Abstract
THE CHROMATIC-COVER RATIO OF A GRAPH: ENERGY CONSERVATION, DOMINATION, AREAS AND FAREY SEQUENCES

The study of the chromatic number (the smallest number of colors required to color the vertices of a graph so that adjacent vertices have different colors) and vertex covering (the smallest set S of vertices so that every edge of the graph has at least one end in S) of graphs has opened many avenues of research. In this paper we combine these two concepts in a ratio, to investigate the domination effect of the chromatic number, of the subgraph induced by a vertex covering of a graph G, on the original chromatic number of G, where large number of vertices is involved. This is referred to as the chromatic-cover domination. The chromatic idea can be translated to a molecular construction where atoms ae partitioned into the smallest number of color classes (atom classes), where same color atoms are not bonded and only different colored atoms are bonded. The covering can be translated to a molecular structure where a large number of atoms are involved, and the smallest set S of atoms are needed, in terms of conservation of energy, where all bonds (edges) between atoms (vertices) have at least one atom in S, so that atomic activation of S would activate all atoms through the bonds.

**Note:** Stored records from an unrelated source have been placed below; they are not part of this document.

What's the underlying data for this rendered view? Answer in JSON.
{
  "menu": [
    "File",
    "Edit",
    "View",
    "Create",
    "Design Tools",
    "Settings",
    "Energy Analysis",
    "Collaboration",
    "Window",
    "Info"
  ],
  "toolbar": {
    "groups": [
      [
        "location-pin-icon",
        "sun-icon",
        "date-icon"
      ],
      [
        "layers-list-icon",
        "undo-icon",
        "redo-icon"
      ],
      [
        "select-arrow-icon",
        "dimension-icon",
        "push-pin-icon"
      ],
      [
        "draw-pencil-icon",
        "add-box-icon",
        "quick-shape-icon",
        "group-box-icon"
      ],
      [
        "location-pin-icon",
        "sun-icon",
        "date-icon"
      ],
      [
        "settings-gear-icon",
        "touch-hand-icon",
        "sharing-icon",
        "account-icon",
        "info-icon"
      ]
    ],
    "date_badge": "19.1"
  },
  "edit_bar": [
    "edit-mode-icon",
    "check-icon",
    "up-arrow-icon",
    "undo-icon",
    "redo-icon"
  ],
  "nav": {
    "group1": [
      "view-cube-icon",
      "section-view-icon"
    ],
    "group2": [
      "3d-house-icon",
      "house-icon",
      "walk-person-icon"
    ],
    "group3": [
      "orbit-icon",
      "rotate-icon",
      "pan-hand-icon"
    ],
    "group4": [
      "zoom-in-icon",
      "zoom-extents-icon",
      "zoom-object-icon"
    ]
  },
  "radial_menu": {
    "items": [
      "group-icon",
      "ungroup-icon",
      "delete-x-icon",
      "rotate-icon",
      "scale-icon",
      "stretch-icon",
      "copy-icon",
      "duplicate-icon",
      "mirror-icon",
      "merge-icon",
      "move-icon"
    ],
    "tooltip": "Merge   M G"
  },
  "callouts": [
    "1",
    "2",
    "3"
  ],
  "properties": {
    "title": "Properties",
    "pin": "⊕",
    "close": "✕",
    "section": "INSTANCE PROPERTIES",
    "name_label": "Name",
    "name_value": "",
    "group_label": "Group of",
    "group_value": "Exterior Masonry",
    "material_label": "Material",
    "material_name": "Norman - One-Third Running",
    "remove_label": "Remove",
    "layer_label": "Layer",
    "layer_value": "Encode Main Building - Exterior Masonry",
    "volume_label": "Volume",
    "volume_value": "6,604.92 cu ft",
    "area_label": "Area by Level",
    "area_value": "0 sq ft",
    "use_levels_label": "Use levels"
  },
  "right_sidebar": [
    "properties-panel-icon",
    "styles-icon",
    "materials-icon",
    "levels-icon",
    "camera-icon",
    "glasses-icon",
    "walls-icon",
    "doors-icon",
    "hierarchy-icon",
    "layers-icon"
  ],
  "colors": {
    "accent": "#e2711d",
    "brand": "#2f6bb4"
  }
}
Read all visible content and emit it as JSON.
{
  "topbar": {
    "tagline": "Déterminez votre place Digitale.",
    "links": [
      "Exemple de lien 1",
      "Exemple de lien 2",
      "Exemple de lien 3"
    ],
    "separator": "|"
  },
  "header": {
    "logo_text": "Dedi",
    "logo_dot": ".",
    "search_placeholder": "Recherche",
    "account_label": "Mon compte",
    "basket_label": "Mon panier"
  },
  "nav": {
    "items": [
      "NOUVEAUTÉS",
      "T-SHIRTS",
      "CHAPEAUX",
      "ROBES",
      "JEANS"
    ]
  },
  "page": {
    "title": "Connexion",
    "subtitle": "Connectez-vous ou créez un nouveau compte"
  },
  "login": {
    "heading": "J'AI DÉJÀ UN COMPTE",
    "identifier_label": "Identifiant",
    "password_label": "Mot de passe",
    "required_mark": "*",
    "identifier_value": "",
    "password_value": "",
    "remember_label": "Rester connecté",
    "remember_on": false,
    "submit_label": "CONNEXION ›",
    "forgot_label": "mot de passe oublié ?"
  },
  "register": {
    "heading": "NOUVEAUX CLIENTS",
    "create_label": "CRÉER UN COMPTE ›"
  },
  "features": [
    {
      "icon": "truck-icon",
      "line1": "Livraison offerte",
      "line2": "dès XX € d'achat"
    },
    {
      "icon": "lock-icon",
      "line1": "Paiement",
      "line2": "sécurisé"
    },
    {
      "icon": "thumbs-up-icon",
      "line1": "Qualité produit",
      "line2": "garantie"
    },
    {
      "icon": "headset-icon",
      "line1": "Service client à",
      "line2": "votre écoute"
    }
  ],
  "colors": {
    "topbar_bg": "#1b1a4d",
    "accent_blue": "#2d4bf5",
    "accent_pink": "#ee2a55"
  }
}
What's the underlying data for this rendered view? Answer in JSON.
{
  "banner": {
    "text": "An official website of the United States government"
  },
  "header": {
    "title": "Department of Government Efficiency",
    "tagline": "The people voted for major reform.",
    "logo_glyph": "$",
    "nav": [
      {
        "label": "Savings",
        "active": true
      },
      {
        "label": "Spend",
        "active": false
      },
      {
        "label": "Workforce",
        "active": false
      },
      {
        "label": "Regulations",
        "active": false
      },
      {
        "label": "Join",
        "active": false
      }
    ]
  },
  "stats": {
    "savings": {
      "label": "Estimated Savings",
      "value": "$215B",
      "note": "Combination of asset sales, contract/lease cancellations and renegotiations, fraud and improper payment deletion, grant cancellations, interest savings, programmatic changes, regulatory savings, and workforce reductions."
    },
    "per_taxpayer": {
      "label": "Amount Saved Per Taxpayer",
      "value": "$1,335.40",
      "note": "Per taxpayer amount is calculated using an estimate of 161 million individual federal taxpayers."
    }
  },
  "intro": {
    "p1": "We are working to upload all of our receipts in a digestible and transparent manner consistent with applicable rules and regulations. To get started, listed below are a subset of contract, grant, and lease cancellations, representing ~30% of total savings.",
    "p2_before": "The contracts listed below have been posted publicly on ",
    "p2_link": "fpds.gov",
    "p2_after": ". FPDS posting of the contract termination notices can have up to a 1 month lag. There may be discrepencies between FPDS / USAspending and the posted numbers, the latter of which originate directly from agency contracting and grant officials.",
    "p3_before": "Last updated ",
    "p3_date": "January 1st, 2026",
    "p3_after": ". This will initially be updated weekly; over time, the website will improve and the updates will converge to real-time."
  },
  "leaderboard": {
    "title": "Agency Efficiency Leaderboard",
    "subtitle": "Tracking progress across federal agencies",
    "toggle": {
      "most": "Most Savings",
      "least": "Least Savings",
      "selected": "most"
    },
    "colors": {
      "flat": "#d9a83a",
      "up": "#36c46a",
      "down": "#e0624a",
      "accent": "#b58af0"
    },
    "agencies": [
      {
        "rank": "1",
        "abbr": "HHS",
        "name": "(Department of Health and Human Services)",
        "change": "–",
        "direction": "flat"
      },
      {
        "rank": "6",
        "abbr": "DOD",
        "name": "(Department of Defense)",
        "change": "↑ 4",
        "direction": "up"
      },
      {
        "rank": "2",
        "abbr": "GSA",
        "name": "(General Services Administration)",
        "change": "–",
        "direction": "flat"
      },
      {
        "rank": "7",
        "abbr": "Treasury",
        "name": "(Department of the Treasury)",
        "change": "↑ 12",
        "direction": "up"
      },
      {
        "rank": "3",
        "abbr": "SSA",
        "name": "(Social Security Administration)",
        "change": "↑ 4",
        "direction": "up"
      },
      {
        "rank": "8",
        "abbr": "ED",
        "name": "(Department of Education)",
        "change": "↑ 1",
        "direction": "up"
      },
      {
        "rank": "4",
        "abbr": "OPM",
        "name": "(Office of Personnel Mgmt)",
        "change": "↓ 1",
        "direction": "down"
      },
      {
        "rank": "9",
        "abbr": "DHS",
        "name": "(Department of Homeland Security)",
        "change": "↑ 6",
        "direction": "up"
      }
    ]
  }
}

If this chromatic-cover ratio is a function of n, the order of graphs belonging to a class of graph, then we discuss its horizontal asymptotic behavior and attach the graphs average degree to the Riemann integral of this ratio, thus associating chromatic-cover area with classes of graphs. We found that the chromatic-cover domination had a strongest effect on complete graphs, while this chromatic-cover domination had zero effect on star graphs. We show that the chromatic-cover asymptote of all classes of graphs belong to the interval [0,1]. We construct a class of graphs, using known classes of graph, where end vertices are replaced with cliques on q vertices, thus generating sequences. We use a particular sequence to construct a sequence which is a subsequence of the famous Farey sequence.